A case study for efficient management of high throughput primary lab data
© Colmsee et al; licensee BioMed Central Ltd. 2011
Received: 28 July 2011
Accepted: 17 October 2011
Published: 17 October 2011
In modern life science research it is very important to have an efficient management of high throughput primary lab data. To realise such an efficient management, four main aspects have to be handled: (I) long term storage, (II) security, (III) upload and (IV) retrieval.

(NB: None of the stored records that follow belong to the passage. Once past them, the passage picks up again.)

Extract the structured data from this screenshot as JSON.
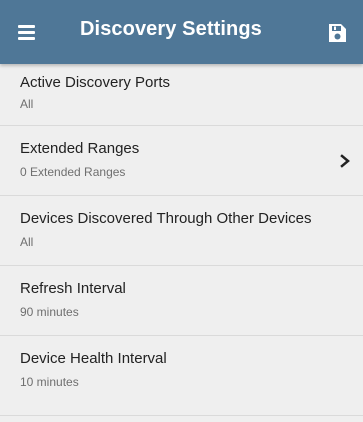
{
  "header": {
    "title": "Discovery Settings",
    "menu_icon": "menu-icon",
    "save_icon": "save-icon",
    "color": "#4f7797"
  },
  "settings": [
    {
      "label": "Active Discovery Ports",
      "value": "All"
    },
    {
      "label": "Extended Ranges",
      "value": "0 Extended Ranges",
      "icon": "chevron-right-icon"
    },
    {
      "label": "Devices Discovered Through Other Devices",
      "value": "All"
    },
    {
      "label": "Refresh Interval",
      "value": "90 minutes"
    },
    {
      "label": "Device Health Interval",
      "value": "10 minutes"
    }
  ]
}
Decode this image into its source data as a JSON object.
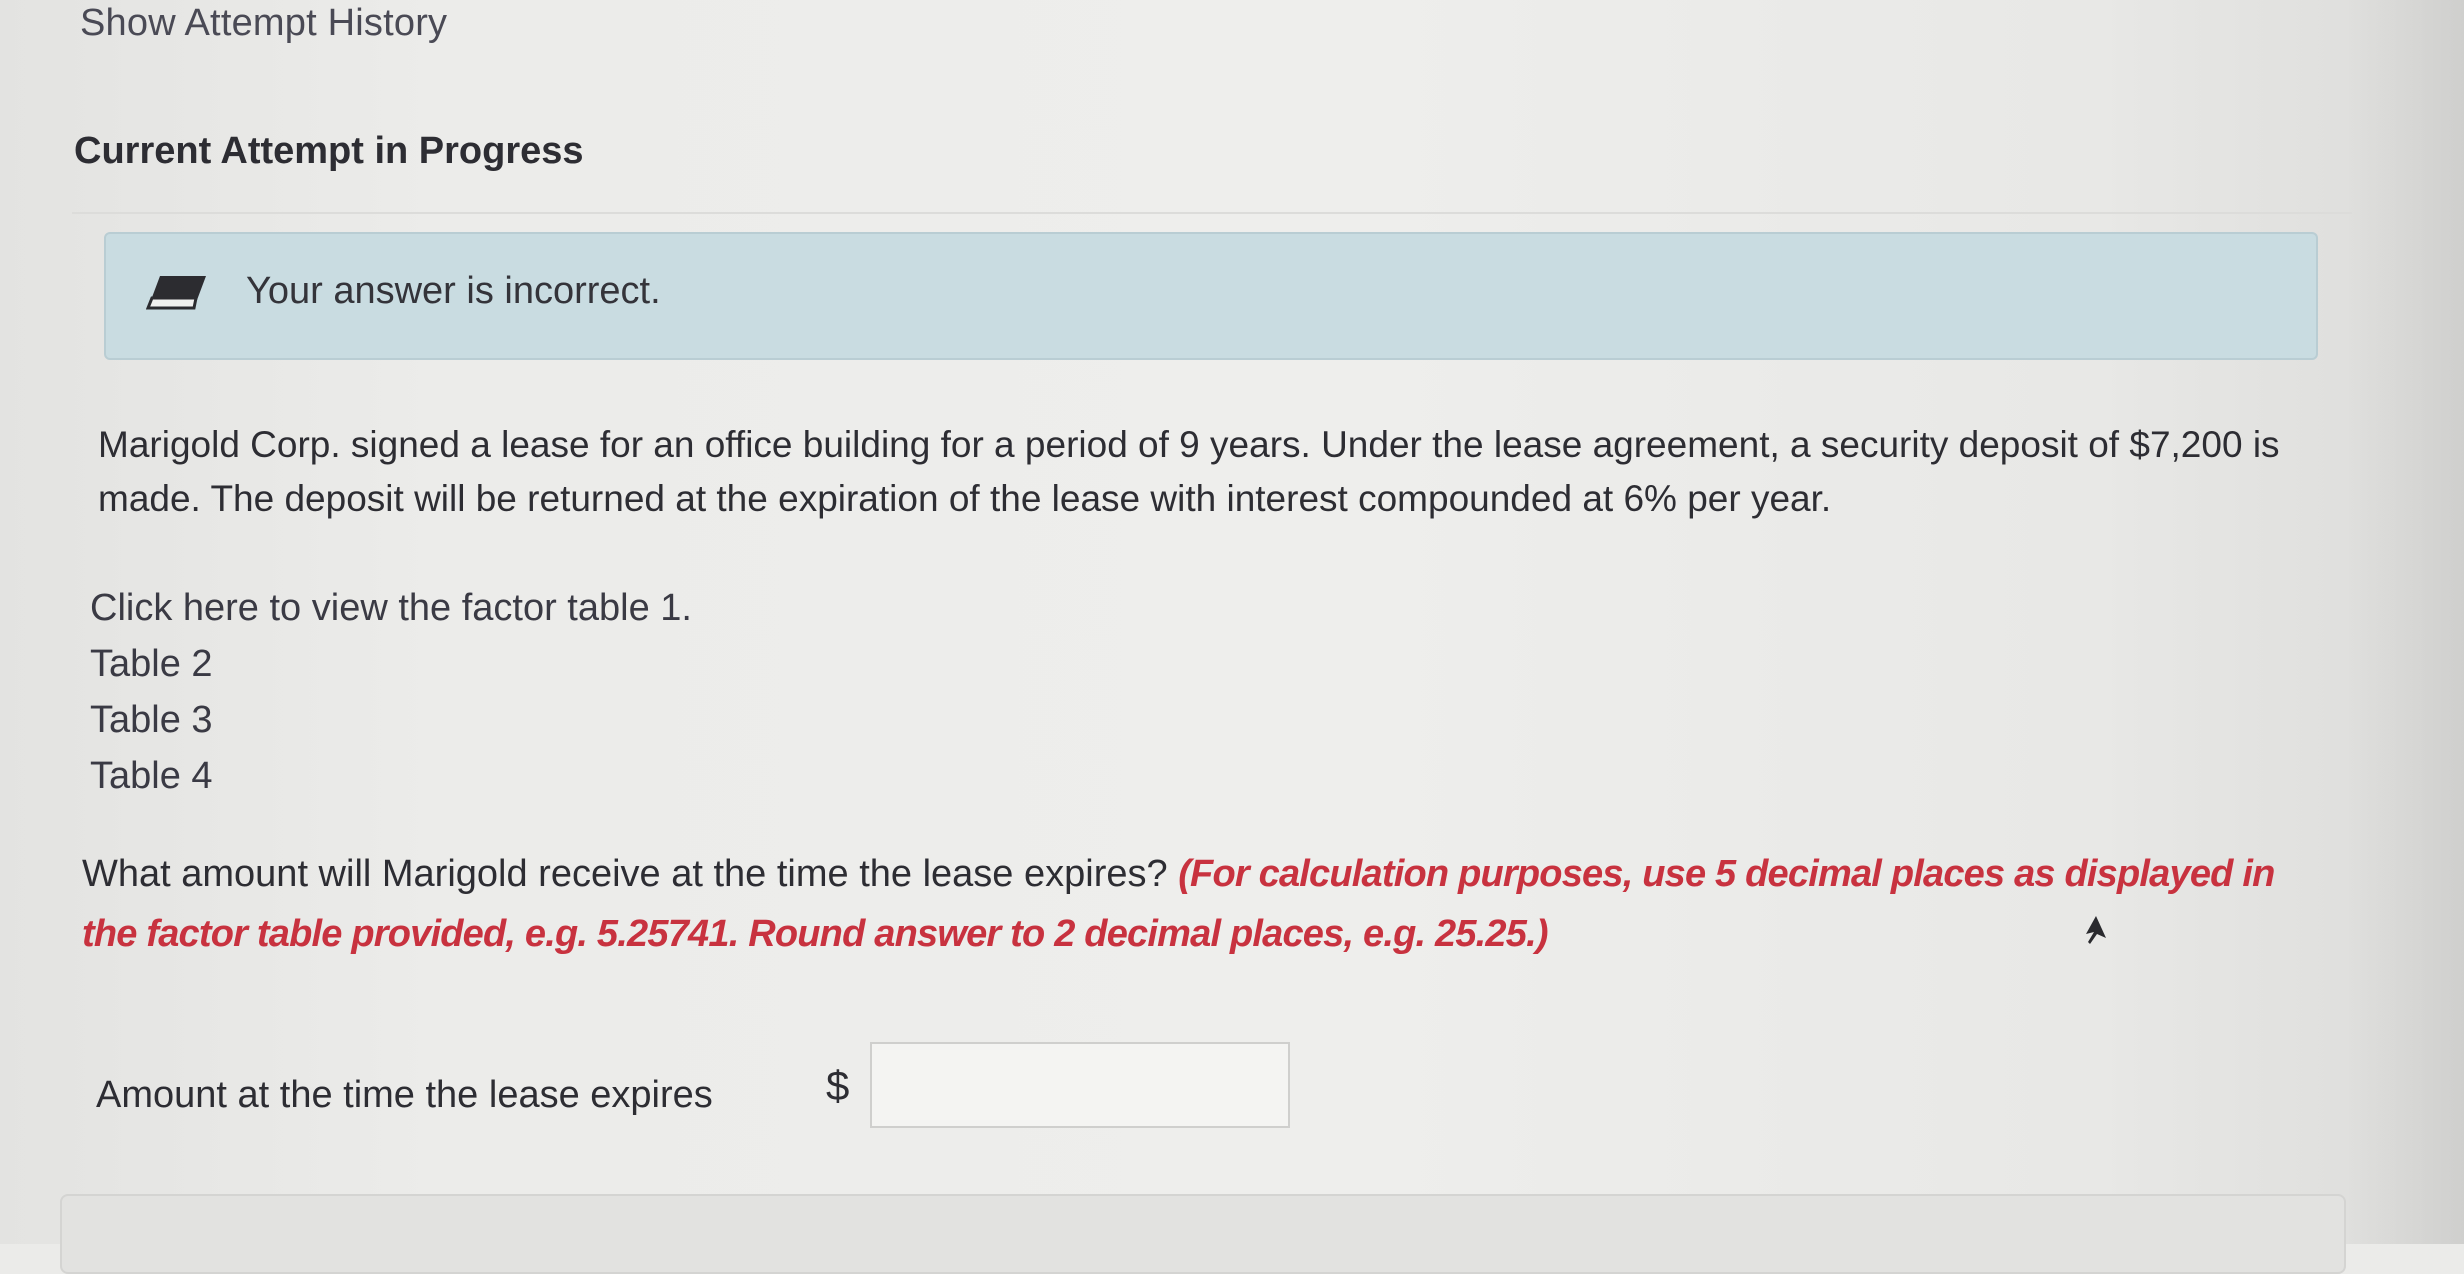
{
  "history": {
    "label": "Show Attempt History"
  },
  "attempt": {
    "title": "Current Attempt in Progress"
  },
  "feedback": {
    "icon": "pencil-eraser-icon",
    "message": "Your answer is incorrect."
  },
  "problem": {
    "text": "Marigold Corp. signed a lease for an office building for a period of 9 years. Under the lease agreement, a security deposit of $7,200 is made. The deposit will be returned at the expiration of the lease with interest compounded at 6% per year."
  },
  "tables": {
    "links": [
      "Click here to view the factor table 1.",
      "Table 2",
      "Table 3",
      "Table 4"
    ]
  },
  "question": {
    "text": "What amount will Marigold receive at the time the lease expires?",
    "instructions": "(For calculation purposes, use 5 decimal places as displayed in the factor table provided, e.g. 5.25741. Round answer to 2 decimal places, e.g. 25.25.)"
  },
  "answer": {
    "label": "Amount at the time the lease expires",
    "currency": "$",
    "value": ""
  },
  "colors": {
    "banner": "#c9dce1",
    "instruction": "#c8323f",
    "background": "#ececea"
  }
}
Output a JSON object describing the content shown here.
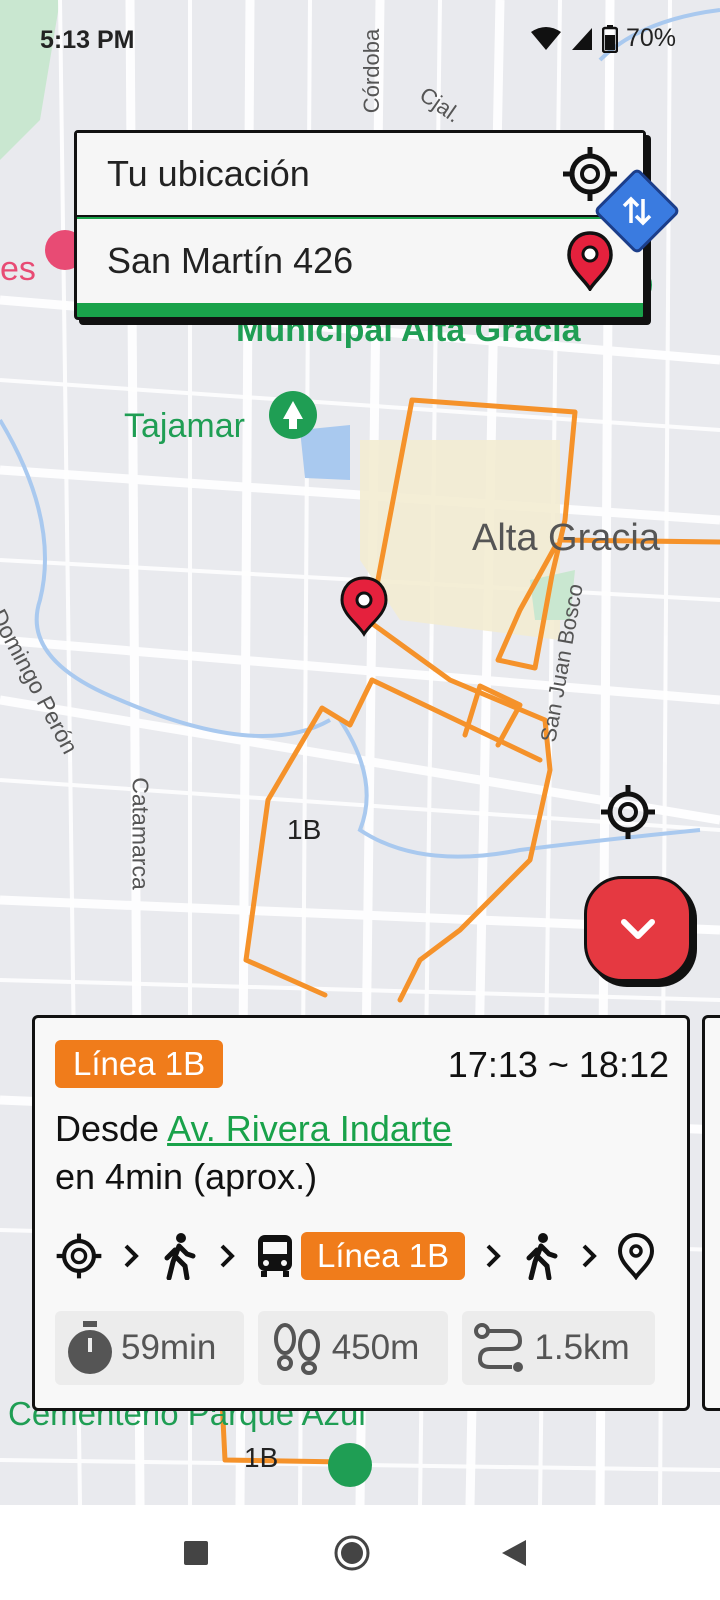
{
  "status_bar": {
    "time": "5:13 PM",
    "battery": "70%",
    "icons": [
      "wifi-icon",
      "signal-icon",
      "battery-icon"
    ]
  },
  "search": {
    "origin": "Tu ubicación",
    "destination": "San Martín 426",
    "icons": {
      "origin": "crosshair-icon",
      "destination": "pin-icon",
      "swap": "swap-icon"
    }
  },
  "map": {
    "labels": {
      "cordoba": "Córdoba",
      "cjal": "Cjal.",
      "municipal": "Municipal Alta Gracia",
      "tajamar": "Tajamar",
      "alta_gracia": "Alta Gracia",
      "juan_domingo_peron": "Juan Domingo Perón",
      "san_juan_bosco": "San Juan Bosco",
      "catamarca": "Catamarca",
      "route_1b": "1B",
      "cementerio": "Cementerio Parque Azul",
      "route_1b_bottom": "1B",
      "es": "es"
    },
    "route_color": "#f5922a"
  },
  "route_card": {
    "line": "Línea 1B",
    "time_range": "17:13 ~ 18:12",
    "desde_prefix": "Desde ",
    "stop": "Av. Rivera Indarte",
    "eta": "en 4min (aprox.)",
    "steps": {
      "origin_icon": "crosshair-icon",
      "walk_icon": "walk-icon",
      "bus_icon": "bus-icon",
      "line": "Línea 1B",
      "dest_icon": "pin-outline-icon"
    },
    "stats": {
      "duration": "59min",
      "walking": "450m",
      "distance": "1.5km"
    }
  },
  "colors": {
    "accent_orange": "#f07c1b",
    "accent_green": "#19a24a",
    "accent_red": "#e53941",
    "swap_blue": "#3a7be0"
  },
  "nav": {
    "buttons": [
      "recents-button",
      "home-button",
      "back-button"
    ]
  }
}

In this paper we define central requirements for a primary lab data management and discuss aspects of best practices to realise these requirements. As a proof of concept, we introduce a pipeline that has been implemented in order to manage primary lab data at the Leibniz Institute of Plant Genetics and Crop Plant Research (IPK). It comprises: (I) a data storage implementation including a Hierarchical Storage Management system, a relational Oracle Database Management System and a BFiler package to store primary lab data and their meta information, (II) the Virtual Private Database (VPD) implementation for the realisation of data security and the LIMS Light application to (III) upload and (IV) retrieve stored primary lab data.
With the LIMS Light system we have developed a primary data management system which provides an efficient storage system with a Hierarchical Storage Management System and an Oracle relational database. With our VPD Access Control Method we can guarantee the security of the stored primary data. Furthermore the system provides high performance upload and download and efficient retrieval of data.
The data domain is manifold and ranges from DNA mapping and sequences, gene expression, proteomics to phenotyping. Over the past several decades, many of the life sciences have been transformed into high-throughput areas of study . In a number of cases, the rate at which data can now be generated has increased by several orders of magnitude. Such dramatic expansions in data throughput have largely been enabled by engineering innovation, e.g. hardware advancements and automation. In particular, laboratory tasks that were once performed manually are now carried out by robotic fixtures. The growing trend towards automation continues to drive the urgent need for proper IT support . Here, we use the acronym IT to name those infrastructure services that (a) process and analyse data, (b) organise and store data and provide structured data handling capability and (c) support the reporting, editing, arrangement and visualisation of data. The aim is to reflect the biologists data ⇒ information ⇒ knowledge paradigm  and to meet the requirements of high-throughput data analysis and the resulting data volume of petabytes .
The Leibniz Institute of Plant Genetics and Crop Plant Research (IPK), Germany, is a research centre, which primarily applies the concepts and technologies of modern biology to crop plants and hosts the German central ex situ gene bank. There are many scientific fields at the IPK producing high throughput data, such as plant phenotyping (http://www.lemnatec.com) and 454-sequencing . One recurring task for bioinformatics at the IPK is the implementation of databases and information systems. To handle, manage and secure a huge amount of data properly, it is always a great advantage to have a well trained bioinformatics and IT staff which takes care for it and assumes responsibility for the valuable electronic information. We learned which design principles and implementation techniques are useful and which have to be avoided. Subsequently, we abstracted a best practice and proven implementation concept as experiences from several bioinformatics projects: SEMEDA (Semantic Meta Database) for providing semantically integrated access to databases and to edit and maintain ontologies and controlled vocabularies , MetaCrop, a manually curated repository of high quality information about the metabolism of crop plants  and an integration and analysis pipeline for systems biology in crop plant metabolism . In this paper we summarise these experiences into best practice for primary data management. First, we will present the requirements of primary data management. Afterwards, we will give an overview to different solutions of primary data management. Furthermore, we will present our results and we will last but not least list our used methods.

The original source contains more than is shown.